4. Contract Requirements for Tier 1 Services {#contract-requirements}

Before a Tier 1 rewrite begins, the Tier 2 service must have a stable, language-agnostic API contract. This contract is the rewrite's target; it is not defined during the rewrite.

Required artifacts before rewrite start

OpenAPI 3.1 spec (or equivalent typed schema) covering all endpoints the rewrite must implement. Spec is committed to docs/architecture/<service>/api-contract.md or as a openapi.yaml file.
Behavioral test suite — integration tests that run against the HTTP interface, not the Python internals. Tests must be framework-agnostic (i.e., they pass against both the Tier 2 and Tier 1 implementation). These tests are the parity gate for the rewrite.
Contract-test CI job — a CI step that runs the behavioral suite against the Tier 1 implementation. The rewrite is not "done" until this job is green.
Data migration plan — if the Tier 2 service owns a DB, the migration strategy (schema compatibility, dual-write window, cutover) must be documented before the rewrite is dispatched.

Parallel implementation model

Tier 1 rewrites ship as parallel implementations behind the same API contract, not in-place rewrites. The pattern:

Tier 2 service continues to serve production.
Tier 1 implementation is developed and deployed to staging under the same URL prefix (e.g., behind a feature flag or a header-based router).
Behavioral parity tests pass on Tier 1 staging.
Traffic is shifted to Tier 1 via feature flag (canary → 100 %).
Tier 2 service is decommissioned after a soak period (minimum 14 days at 100 % traffic).

Velvet's transition model is an explicit example of this pattern: parallel Rust implementation behind the same rotation API contract, not an in-place rewrite of the Python service.

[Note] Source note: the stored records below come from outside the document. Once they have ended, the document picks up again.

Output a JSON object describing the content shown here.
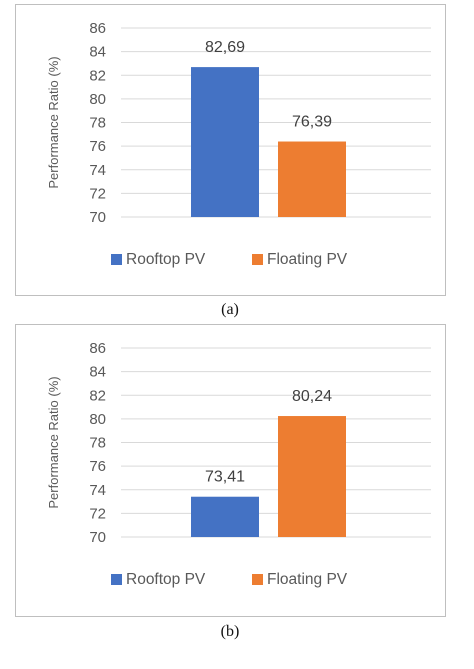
{
  "chart_data": [
    {
      "type": "bar",
      "categories": [
        "Rooftop PV",
        "Floating PV"
      ],
      "values": [
        82.69,
        76.39
      ],
      "data_labels": [
        "82,69",
        "76,39"
      ],
      "colors": [
        "#4472C4",
        "#ED7D31"
      ],
      "ylabel": "Performance Ratio (%)",
      "ylim": [
        70,
        86
      ],
      "yticks": [
        70,
        72,
        74,
        76,
        78,
        80,
        82,
        84,
        86
      ],
      "grid": true,
      "legend_position": "bottom",
      "caption": "(a)"
    },
    {
      "type": "bar",
      "categories": [
        "Rooftop PV",
        "Floating PV"
      ],
      "values": [
        73.41,
        80.24
      ],
      "data_labels": [
        "73,41",
        "80,24"
      ],
      "colors": [
        "#4472C4",
        "#ED7D31"
      ],
      "ylabel": "Performance Ratio (%)",
      "ylim": [
        70,
        86
      ],
      "yticks": [
        70,
        72,
        74,
        76,
        78,
        80,
        82,
        84,
        86
      ],
      "grid": true,
      "legend_position": "bottom",
      "caption": "(b)"
    }
  ]
}
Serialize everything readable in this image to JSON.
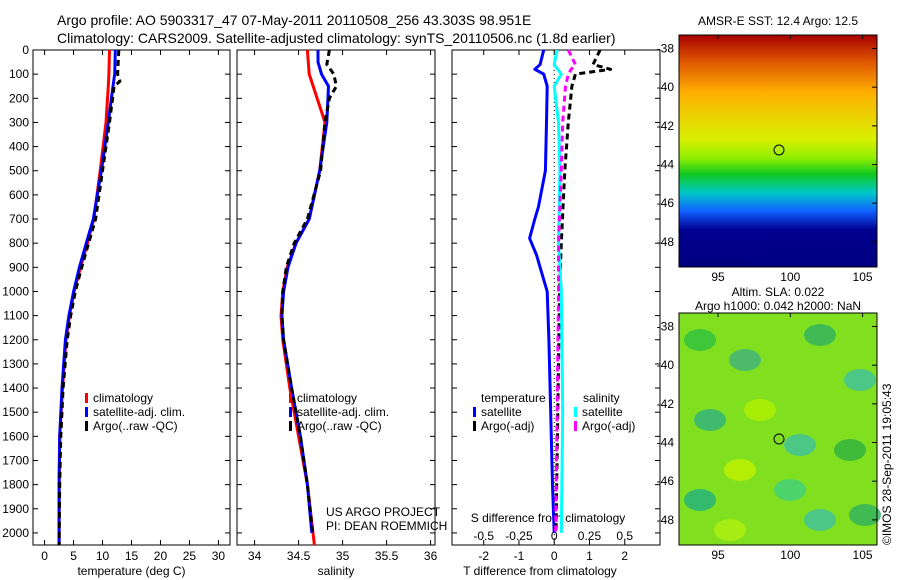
{
  "header": {
    "line1": "Argo profile: AO 5903317_47 07-May-2011 20110508_256 43.303S 98.951E",
    "line2": "Climatology: CARS2009. Satellite-adjusted climatology: synTS_20110506.nc (1.8d earlier)"
  },
  "colors": {
    "clim": "#ff0000",
    "sat": "#0000ff",
    "argo": "#000000",
    "sal_sat": "#00ffff",
    "sal_argo": "#ff00ff"
  },
  "chart_data": [
    {
      "type": "line",
      "title": "",
      "xlabel": "temperature (deg C)",
      "ylabel": "",
      "xlim": [
        -2,
        32
      ],
      "ylim": [
        2050,
        0
      ],
      "xticks": [
        "0",
        "5",
        "10",
        "15",
        "20",
        "25",
        "30"
      ],
      "yticks": [
        "0",
        "100",
        "200",
        "300",
        "400",
        "500",
        "600",
        "700",
        "800",
        "900",
        "1000",
        "1100",
        "1200",
        "1300",
        "1400",
        "1500",
        "1600",
        "1700",
        "1800",
        "1900",
        "2000"
      ],
      "legend": [
        "climatology",
        "satellite-adj. clim.",
        "Argo(..raw -QC)"
      ],
      "series": [
        {
          "name": "climatology",
          "depth": [
            0,
            100,
            150,
            300,
            500,
            700,
            800,
            900,
            1000,
            1100,
            1200,
            1400,
            1600,
            1800,
            2050
          ],
          "values": [
            11.2,
            11.1,
            11,
            10.6,
            9.6,
            8.5,
            7.4,
            6.2,
            5.1,
            4.3,
            3.7,
            3.1,
            2.6,
            2.5,
            2.5
          ]
        },
        {
          "name": "satellite-adj. clim.",
          "depth": [
            0,
            100,
            150,
            300,
            500,
            700,
            800,
            900,
            1000,
            1100,
            1200,
            1400,
            1600,
            1800,
            2050
          ],
          "values": [
            12.2,
            12.1,
            11.8,
            11,
            9.8,
            8.4,
            7.2,
            6,
            5,
            4.2,
            3.6,
            3,
            2.6,
            2.5,
            2.5
          ]
        },
        {
          "name": "Argo(..raw -QC)",
          "depth": [
            0,
            100,
            130,
            150,
            300,
            500,
            700,
            800,
            900,
            1000,
            1100,
            1200,
            1400,
            1600,
            1800,
            2050
          ],
          "values": [
            12.8,
            12.6,
            13,
            12,
            11.2,
            10,
            8.8,
            7.6,
            6.4,
            5.3,
            4.5,
            3.9,
            3.2,
            2.8,
            2.6,
            2.5
          ]
        }
      ]
    },
    {
      "type": "line",
      "xlabel": "salinity",
      "xlim": [
        33.8,
        36.05
      ],
      "ylim": [
        2050,
        0
      ],
      "xticks": [
        "34",
        "34.5",
        "35",
        "35.5",
        "36"
      ],
      "legend": [
        "climatology",
        "satellite-adj. clim.",
        "Argo(..raw -QC)"
      ],
      "annotation": [
        "US ARGO PROJECT",
        "PI: DEAN ROEMMICH"
      ],
      "series": [
        {
          "name": "climatology",
          "depth": [
            0,
            100,
            300,
            500,
            700,
            800,
            900,
            1000,
            1100,
            1200,
            1400,
            1600,
            1800,
            2050
          ],
          "values": [
            34.6,
            34.62,
            34.8,
            34.74,
            34.62,
            34.47,
            34.37,
            34.32,
            34.3,
            34.32,
            34.4,
            34.5,
            34.6,
            34.68
          ]
        },
        {
          "name": "satellite-adj. clim.",
          "depth": [
            0,
            50,
            100,
            150,
            300,
            500,
            700,
            800,
            900,
            1000,
            1100,
            1200,
            1400,
            1600,
            1800,
            2000
          ],
          "values": [
            34.72,
            34.72,
            34.76,
            34.84,
            34.82,
            34.74,
            34.62,
            34.47,
            34.38,
            34.33,
            34.31,
            34.33,
            34.42,
            34.52,
            34.6,
            34.65
          ]
        },
        {
          "name": "Argo(..raw -QC)",
          "depth": [
            0,
            60,
            100,
            150,
            200,
            300,
            500,
            700,
            800,
            900,
            1000,
            1100,
            1200,
            1400,
            1600,
            1800,
            2000
          ],
          "values": [
            34.85,
            34.82,
            34.9,
            34.93,
            34.85,
            34.8,
            34.75,
            34.6,
            34.45,
            34.36,
            34.32,
            34.31,
            34.33,
            34.42,
            34.52,
            34.6,
            34.66
          ]
        }
      ]
    },
    {
      "type": "line",
      "xlabel": "T difference from climatology",
      "xlabel2": "S difference from climatology",
      "xlim": [
        -2.9,
        3.0
      ],
      "xlim_s": [
        -0.725,
        0.75
      ],
      "ylim": [
        2050,
        0
      ],
      "xticks": [
        "-2",
        "-1",
        "0",
        "1",
        "2"
      ],
      "xticks_s": [
        "-0.5",
        "-0.25",
        "0",
        "0.25",
        "0.5"
      ],
      "legend_titles": [
        "temperature",
        "salinity"
      ],
      "legend": [
        "satellite",
        "Argo(-adj)",
        "satellite",
        "Argo(-adj)"
      ],
      "series": [
        {
          "name": "T satellite",
          "depth": [
            0,
            60,
            80,
            100,
            150,
            300,
            500,
            650,
            700,
            780,
            850,
            900,
            1000,
            1200,
            1500,
            1800,
            2000
          ],
          "values": [
            -0.3,
            -0.4,
            -0.55,
            -0.3,
            -0.2,
            -0.22,
            -0.25,
            -0.45,
            -0.55,
            -0.7,
            -0.5,
            -0.4,
            -0.2,
            -0.15,
            -0.1,
            -0.05,
            0
          ]
        },
        {
          "name": "T Argo(-adj)",
          "depth": [
            0,
            60,
            80,
            100,
            150,
            300,
            500,
            800,
            1000,
            1500,
            2000
          ],
          "values": [
            1.3,
            1.1,
            1.6,
            0.6,
            0.5,
            0.4,
            0.3,
            0.2,
            0.15,
            0.1,
            0.05
          ]
        },
        {
          "name": "S satellite",
          "depth": [
            0,
            60,
            100,
            150,
            300,
            500,
            800,
            1000,
            1500,
            2000
          ],
          "values": [
            0.02,
            0,
            0.05,
            0,
            0.03,
            0.04,
            0.03,
            0.05,
            0.06,
            0.05
          ]
        },
        {
          "name": "S Argo(-adj)",
          "depth": [
            0,
            60,
            80,
            100,
            150,
            300,
            500,
            800,
            1000,
            1500,
            2000
          ],
          "values": [
            0.1,
            0.15,
            0.12,
            0.1,
            0.08,
            0.06,
            0.05,
            0.03,
            0.03,
            0.02,
            0.01
          ]
        }
      ]
    }
  ],
  "maps": {
    "sst_title": "AMSR-E SST: 12.4 Argo: 12.5",
    "sla_title1": "Altim. SLA: 0.022",
    "sla_title2": "Argo h1000: 0.042 h2000: NaN",
    "yticks": [
      "-38",
      "-40",
      "-42",
      "-44",
      "-46",
      "-48"
    ],
    "xticks": [
      "95",
      "100",
      "105"
    ],
    "credit": "©IMOS 28-Sep-2011 19:05:43"
  }
}
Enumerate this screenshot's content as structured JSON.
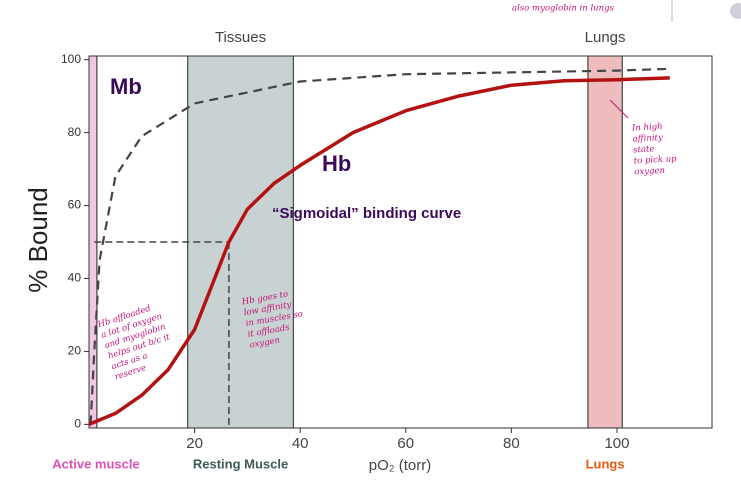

5. Cross-Language Testing Posture {#cross-language-testing}

The behavioral parity gate (§4) is the primary cross-language testing mechanism. Additional requirements:

No language-specific test may be the sole coverage for a contract endpoint. Each endpoint must have at least one integration test that exercises the HTTP interface.
Consumer-driven contract tests (e.g., Pact) are preferred when a Tier 1 service has multiple consumers (iOS, Antlers, Console). The consumer defines the contract; the Tier 1 service proves it satisfies it.
Error semantics must match. The Tier 1 implementation must return the same HTTP status codes, error response shapes, and header contracts as the Tier 2 implementation. Behavioral divergence in error paths is a parity failure.

6. Rewrite Delegation {#rewrite-delegation}

Per operator decision 2026-05-10 UTC: Tier 1 rewrites are likely delegated to a separate agent or model purpose-built for the target language (e.g., a C++ specialist agent for Queue). The dispatching agent does not write the Tier 1 service; it files the ADR, scopes the sub-cards, and hands off.

Delegation constraints:

The delegated agent receives: (a) the approved ADR, (b) the API contract spec, (c) the behavioral test suite, (d) the data migration plan.
The delegated agent does not modify the Tier 2 service except to add instrumentation or contract tests required by the parity gate.
The delegated agent's PRs are reviewed by the software-architect before merge.

7. Override Log {#override-log}

Operator threshold overrides are recorded here as they are applied.

Date	Service	Metric	Default threshold	Override value	Rationale
—	—	—	—	—	No overrides applied

8. Cross-References {#cross-references}

Operator philosophy: project_language_tier_philosophy (memory) — v1 Python, post-v1 Rust+C++ for critical services; Velvet explicitly named.
Queue C++ election: [ADR-0076](https://internal-docs.raxx.app/architecture/adr/0076-queue-phase1-billing-v1-aggressive-12day.html)
Queue vcpkg discipline: queue-cpp-scaffold-review-2026-05-13.md — first Tier 1 service operational lessons; propagates to all future Tier 1 services.
Scale-tier upgrade thresholds (audit write path): [ADR-0063](https://internal-docs.raxx.app/architecture/adr/0063-scale-tier-latency-budget-trigger-upgrade.html) — numeric threshold pattern that this policy follows.
ADR-0011: Superseded (premium-tier compute); historical reference only.
Sub2 (philosophical rationale doc): blocked on this document.
Sub3 (SDLC template updates): blocked on sub2.